Thursday, May 2, 2013

Why do short-term successes fail? A look at the National Football League

Some sports teams excel almost consistently, some sports teams fail almost consistently, but most sports teams alternate between good and bad times.

According to these statistics, which show win-loss records for the lifetime of National Football League franchises, my Washington Redskins are in the middle of the pack, with a lifetime win-loss percentage of 0.513. Not embarrassing, but certainly below the record among active franchises, the 0.578 win-loss record for the Chicago Bears. (I hate to say it, but the Dallas Cowboys are second among active franchises with a lifetime 0.573 record - and that includes their initial years of futility.)

But the Bears' 0.578 record is dwarfed by the records of some teams that are no longer in the NFL. Here are the lifetime records for some of the leading inactive teams, according to Pro Football

Detroit Wolverines (1928) - 0.778
New York Yankees (1946-1949) - 0.673
Canton Bulldogs (1920-1926) - 0.667
Los Angeles Buccaneers (1926) - 0.667
Rock Island Independents (1920-1925) - 0.650
Cleveland Bulldogs (1923-1927) - 0.622
Toledo Maroons (1922-1923) - 0.615
Frankford Yellow Jackets (1924-1931) - 0.605
Detroit Panthers (1925-1926) - 0.600

All of these teams had better lifetime records than the Chicago Bears and every other existing NFL team - but they all failed. While one year of success may be an anomaly, I was curious about some of the other teams. I read up on the Canton Bulldogs - after all, Canton is the historical birthplace of the National Football League itself.

According to this source, the team eventually known as the Canton Bulldogs started life in 1911 as the Canton Professionals. During those first years, the Professionals and Bulldogs enjoyed success, primarily due to the talents of one Jim Thorpe. Despite success, the various football teams were engaged in competition that bid up the rates of labor, and the teams decided to take action in 1920:

[Canton Bulldogs owner] Ralph Hay's auto showroom was the setting for two meetings, in August and September of 1920, at which the American Professional Football Association was organized. Hay was probably the instigator and Jim Thorpe of the Bulldogs was named the APFA's first president, solely because he was the most famous name in the game.

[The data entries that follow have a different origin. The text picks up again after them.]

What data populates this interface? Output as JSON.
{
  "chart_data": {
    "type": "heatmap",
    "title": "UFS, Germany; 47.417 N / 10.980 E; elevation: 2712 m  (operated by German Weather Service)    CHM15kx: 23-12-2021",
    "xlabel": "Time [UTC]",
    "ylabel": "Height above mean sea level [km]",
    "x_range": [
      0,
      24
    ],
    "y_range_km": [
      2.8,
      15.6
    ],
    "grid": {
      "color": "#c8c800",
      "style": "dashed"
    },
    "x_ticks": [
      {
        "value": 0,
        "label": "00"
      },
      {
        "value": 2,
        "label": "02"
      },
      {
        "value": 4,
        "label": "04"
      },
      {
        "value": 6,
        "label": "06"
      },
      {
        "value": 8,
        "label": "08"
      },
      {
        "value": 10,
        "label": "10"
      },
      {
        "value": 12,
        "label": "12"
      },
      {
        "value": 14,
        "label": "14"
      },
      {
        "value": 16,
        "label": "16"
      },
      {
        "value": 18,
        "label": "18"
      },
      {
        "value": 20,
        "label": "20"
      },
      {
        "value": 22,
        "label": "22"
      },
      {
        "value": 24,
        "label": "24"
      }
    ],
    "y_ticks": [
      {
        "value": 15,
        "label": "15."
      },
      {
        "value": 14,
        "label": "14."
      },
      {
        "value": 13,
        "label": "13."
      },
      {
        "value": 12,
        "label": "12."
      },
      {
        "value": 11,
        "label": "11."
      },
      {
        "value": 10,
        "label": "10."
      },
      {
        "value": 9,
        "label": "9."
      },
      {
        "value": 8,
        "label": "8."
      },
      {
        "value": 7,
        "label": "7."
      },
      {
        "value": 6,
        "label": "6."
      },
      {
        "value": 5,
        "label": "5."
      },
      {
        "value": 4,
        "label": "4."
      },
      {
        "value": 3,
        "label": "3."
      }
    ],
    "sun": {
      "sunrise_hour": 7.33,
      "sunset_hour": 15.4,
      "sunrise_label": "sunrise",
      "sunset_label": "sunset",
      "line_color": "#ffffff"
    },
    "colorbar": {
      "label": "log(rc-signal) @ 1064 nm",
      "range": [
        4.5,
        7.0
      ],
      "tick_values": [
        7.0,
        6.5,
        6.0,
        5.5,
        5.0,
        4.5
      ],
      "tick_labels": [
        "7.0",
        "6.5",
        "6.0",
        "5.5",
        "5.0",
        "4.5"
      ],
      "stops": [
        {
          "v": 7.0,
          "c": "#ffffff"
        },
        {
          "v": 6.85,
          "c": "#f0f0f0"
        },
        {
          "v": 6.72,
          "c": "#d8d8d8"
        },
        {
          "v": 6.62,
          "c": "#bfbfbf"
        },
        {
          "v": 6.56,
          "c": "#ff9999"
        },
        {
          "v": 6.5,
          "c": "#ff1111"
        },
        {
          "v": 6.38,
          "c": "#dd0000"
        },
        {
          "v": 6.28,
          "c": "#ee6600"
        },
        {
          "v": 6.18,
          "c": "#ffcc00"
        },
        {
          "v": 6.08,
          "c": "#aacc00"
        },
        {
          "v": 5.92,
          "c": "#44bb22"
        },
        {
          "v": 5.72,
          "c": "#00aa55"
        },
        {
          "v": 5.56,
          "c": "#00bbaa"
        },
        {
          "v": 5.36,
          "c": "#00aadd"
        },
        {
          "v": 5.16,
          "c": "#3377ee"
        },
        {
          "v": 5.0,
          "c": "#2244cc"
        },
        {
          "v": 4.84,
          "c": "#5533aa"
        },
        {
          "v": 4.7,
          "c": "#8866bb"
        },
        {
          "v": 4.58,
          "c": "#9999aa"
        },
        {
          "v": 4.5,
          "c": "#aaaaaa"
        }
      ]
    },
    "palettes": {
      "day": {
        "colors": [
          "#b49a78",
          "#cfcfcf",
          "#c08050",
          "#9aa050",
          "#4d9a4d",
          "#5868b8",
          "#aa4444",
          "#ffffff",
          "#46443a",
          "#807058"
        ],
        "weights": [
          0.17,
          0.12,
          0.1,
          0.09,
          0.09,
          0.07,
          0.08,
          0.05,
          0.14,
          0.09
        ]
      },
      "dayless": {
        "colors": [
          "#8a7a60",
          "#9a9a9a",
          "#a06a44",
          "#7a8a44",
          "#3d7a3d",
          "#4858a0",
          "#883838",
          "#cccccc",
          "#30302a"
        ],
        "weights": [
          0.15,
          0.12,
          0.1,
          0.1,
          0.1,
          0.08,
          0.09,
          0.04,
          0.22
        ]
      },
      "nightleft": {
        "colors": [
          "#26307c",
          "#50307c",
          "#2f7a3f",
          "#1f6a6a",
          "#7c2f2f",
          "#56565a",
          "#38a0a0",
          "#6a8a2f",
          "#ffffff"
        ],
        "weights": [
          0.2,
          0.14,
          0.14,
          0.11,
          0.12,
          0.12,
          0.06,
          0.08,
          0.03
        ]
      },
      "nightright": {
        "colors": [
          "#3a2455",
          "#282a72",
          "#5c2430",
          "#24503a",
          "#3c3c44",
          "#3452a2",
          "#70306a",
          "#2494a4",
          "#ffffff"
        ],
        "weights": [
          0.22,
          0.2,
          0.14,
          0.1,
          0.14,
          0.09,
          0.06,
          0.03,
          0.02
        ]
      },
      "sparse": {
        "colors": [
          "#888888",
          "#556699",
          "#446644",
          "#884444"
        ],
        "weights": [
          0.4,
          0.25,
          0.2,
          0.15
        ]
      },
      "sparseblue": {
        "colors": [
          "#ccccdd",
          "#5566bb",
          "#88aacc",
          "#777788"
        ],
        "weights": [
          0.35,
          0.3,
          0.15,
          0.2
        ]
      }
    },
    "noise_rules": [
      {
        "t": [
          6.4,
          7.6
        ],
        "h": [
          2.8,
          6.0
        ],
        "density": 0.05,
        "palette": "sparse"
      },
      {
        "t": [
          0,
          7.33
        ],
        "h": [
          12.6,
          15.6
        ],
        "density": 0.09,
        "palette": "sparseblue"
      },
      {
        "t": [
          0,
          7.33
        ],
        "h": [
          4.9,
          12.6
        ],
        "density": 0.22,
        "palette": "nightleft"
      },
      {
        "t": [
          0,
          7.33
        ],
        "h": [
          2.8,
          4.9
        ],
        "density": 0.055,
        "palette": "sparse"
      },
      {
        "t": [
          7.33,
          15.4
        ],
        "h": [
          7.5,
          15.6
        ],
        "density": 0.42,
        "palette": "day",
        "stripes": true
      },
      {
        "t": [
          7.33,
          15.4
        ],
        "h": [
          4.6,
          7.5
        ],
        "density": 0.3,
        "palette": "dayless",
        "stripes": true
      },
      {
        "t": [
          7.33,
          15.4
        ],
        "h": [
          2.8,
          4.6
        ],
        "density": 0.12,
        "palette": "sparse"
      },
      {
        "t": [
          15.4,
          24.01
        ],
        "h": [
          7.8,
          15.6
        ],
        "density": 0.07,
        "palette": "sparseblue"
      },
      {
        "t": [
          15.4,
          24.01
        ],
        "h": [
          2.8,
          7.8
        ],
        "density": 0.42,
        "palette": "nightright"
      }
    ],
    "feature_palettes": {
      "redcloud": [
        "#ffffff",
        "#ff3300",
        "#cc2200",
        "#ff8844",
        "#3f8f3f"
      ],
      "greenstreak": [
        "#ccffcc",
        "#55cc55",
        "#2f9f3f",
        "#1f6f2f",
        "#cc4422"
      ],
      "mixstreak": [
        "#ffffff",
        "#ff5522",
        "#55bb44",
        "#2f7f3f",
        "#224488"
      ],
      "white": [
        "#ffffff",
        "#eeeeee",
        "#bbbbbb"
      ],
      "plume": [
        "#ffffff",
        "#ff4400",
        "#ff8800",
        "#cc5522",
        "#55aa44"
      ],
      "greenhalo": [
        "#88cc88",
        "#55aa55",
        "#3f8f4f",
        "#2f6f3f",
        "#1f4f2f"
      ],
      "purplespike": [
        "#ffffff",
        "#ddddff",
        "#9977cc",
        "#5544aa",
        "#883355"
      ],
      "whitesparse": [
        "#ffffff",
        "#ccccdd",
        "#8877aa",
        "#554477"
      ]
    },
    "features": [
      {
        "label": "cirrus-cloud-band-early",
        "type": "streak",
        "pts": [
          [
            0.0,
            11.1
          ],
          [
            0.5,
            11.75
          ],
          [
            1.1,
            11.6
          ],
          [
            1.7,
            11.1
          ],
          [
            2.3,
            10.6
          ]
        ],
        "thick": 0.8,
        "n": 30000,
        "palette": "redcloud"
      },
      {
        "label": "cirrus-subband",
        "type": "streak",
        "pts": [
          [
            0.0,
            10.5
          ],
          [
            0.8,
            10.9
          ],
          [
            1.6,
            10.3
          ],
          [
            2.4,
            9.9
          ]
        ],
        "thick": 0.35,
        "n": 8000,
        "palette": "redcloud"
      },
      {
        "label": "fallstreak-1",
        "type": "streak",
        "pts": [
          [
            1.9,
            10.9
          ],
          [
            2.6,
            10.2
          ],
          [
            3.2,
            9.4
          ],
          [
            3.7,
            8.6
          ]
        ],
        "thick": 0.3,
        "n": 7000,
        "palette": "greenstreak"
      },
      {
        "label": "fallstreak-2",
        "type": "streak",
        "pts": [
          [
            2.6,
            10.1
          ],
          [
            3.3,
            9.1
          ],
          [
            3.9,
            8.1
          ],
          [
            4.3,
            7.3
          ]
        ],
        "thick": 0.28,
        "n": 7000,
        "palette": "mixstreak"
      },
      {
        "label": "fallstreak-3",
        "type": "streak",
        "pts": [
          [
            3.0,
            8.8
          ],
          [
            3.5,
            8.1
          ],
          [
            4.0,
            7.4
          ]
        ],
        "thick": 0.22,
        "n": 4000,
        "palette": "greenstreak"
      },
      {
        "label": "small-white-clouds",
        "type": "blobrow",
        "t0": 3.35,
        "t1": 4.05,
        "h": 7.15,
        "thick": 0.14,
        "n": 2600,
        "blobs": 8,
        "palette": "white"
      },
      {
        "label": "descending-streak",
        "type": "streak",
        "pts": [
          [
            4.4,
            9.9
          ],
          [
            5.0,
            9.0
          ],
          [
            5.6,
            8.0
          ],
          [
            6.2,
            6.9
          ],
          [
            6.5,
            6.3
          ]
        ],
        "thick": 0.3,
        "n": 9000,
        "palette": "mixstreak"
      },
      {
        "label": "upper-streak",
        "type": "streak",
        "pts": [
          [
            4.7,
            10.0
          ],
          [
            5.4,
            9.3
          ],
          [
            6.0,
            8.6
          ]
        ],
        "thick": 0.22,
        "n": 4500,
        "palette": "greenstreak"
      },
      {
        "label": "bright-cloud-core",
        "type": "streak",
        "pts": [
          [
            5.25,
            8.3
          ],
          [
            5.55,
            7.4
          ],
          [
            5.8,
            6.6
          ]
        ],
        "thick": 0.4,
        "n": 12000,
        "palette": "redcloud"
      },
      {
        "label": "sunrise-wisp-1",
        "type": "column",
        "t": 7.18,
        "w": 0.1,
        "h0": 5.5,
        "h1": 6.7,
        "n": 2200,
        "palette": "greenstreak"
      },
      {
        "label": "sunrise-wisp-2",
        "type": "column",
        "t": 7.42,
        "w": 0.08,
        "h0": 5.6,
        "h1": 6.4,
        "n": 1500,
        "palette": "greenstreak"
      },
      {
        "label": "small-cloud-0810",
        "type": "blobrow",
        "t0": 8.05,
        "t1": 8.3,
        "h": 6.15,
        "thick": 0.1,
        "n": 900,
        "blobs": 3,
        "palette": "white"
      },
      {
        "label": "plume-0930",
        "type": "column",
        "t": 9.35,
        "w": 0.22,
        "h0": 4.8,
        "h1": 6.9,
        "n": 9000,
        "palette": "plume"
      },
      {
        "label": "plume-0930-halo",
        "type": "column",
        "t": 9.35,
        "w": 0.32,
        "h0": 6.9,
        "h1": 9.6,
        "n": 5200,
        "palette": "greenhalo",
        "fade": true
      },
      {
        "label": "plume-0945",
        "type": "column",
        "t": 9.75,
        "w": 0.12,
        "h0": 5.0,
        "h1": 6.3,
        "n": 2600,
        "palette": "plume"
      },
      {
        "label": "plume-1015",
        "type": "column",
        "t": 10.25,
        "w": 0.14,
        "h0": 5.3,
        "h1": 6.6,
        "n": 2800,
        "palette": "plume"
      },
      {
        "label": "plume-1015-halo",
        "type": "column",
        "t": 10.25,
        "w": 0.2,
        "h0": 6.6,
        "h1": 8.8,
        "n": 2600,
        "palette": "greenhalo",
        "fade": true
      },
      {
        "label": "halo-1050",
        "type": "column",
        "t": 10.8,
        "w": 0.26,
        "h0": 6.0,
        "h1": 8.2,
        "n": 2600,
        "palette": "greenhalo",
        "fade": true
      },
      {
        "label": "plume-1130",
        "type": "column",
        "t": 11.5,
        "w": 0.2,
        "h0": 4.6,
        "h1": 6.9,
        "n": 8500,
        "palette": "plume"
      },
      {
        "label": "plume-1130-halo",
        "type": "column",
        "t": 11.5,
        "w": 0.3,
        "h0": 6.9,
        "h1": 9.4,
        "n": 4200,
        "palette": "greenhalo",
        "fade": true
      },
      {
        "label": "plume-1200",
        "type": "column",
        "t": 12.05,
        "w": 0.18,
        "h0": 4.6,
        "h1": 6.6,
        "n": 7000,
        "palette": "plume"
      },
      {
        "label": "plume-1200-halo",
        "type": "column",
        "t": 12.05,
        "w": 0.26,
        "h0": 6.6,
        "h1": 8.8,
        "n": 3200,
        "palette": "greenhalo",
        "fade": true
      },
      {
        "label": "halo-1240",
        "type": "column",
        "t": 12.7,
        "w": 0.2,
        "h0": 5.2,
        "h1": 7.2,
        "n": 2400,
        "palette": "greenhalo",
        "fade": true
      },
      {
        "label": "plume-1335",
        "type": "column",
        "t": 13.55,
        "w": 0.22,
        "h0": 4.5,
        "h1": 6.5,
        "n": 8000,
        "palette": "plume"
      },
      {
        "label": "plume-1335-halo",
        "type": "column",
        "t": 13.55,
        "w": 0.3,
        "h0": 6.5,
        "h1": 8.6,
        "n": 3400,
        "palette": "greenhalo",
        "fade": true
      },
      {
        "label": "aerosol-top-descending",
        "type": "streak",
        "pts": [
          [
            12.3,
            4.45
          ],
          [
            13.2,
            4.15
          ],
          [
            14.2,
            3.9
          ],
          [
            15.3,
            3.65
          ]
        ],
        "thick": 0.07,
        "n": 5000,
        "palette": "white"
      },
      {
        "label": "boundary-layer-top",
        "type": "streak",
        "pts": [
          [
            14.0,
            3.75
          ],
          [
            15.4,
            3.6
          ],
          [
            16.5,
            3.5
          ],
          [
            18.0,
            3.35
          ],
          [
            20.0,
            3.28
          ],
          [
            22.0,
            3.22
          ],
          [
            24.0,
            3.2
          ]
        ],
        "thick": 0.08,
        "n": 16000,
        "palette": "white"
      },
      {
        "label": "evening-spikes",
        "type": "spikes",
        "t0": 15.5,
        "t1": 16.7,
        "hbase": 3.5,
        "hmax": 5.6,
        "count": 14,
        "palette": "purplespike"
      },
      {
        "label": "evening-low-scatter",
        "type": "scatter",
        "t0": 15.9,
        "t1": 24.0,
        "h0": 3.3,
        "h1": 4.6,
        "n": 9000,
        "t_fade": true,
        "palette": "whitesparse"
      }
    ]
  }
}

Eventually the APFA was renamed the NFL, and Canton won championships in 1922 and 1923. However, those pesky salaries caused trouble again:

But the players who won the championships were too expensive for Canton. Reportedly, the team lost about $13,000 in 1923 and the Canton Athletic Company sold the franchise to Cleveland promoter Sam Deutsch for $2,500 in August of 1924.

There was only one minor little teeny tiny issue with this - Deutsch already owned an NFL franchise, the Cleveland Indians. He pretty much combined the two franchises, created the Cleveland Bulldogs, and won the 1924 championship.

Deutsch then sold the franchise formerly known as the Canton Bulldogs, so in 1925 both the Canton Bulldogs and the Cleveland Bulldogs fielded teams. However, Canton never regained its championship form, and in 1927 the Canton franchise was one of twelve teams that were closed down by the NFL. Other teams with winning percentages, including the Los Angeles Buccaneers and the Detroit Panthers, were axed at the same time, and the Cleveland Bulldogs would only survive one more year.

One issue was travel time - when the NFL was reconfigured in 1927, it had a greater presence in the East, as opposed to the league's early Midwest orientation. The winning team that season was the New York Giants, although the Providence Steam Roller had a respectable record. However, many of those East Coast teams eventually folded themselves - only the Giants, the Chicago Bears, the Green Bay Packers, and the (then) Chicago Cardinals have survived to the present day.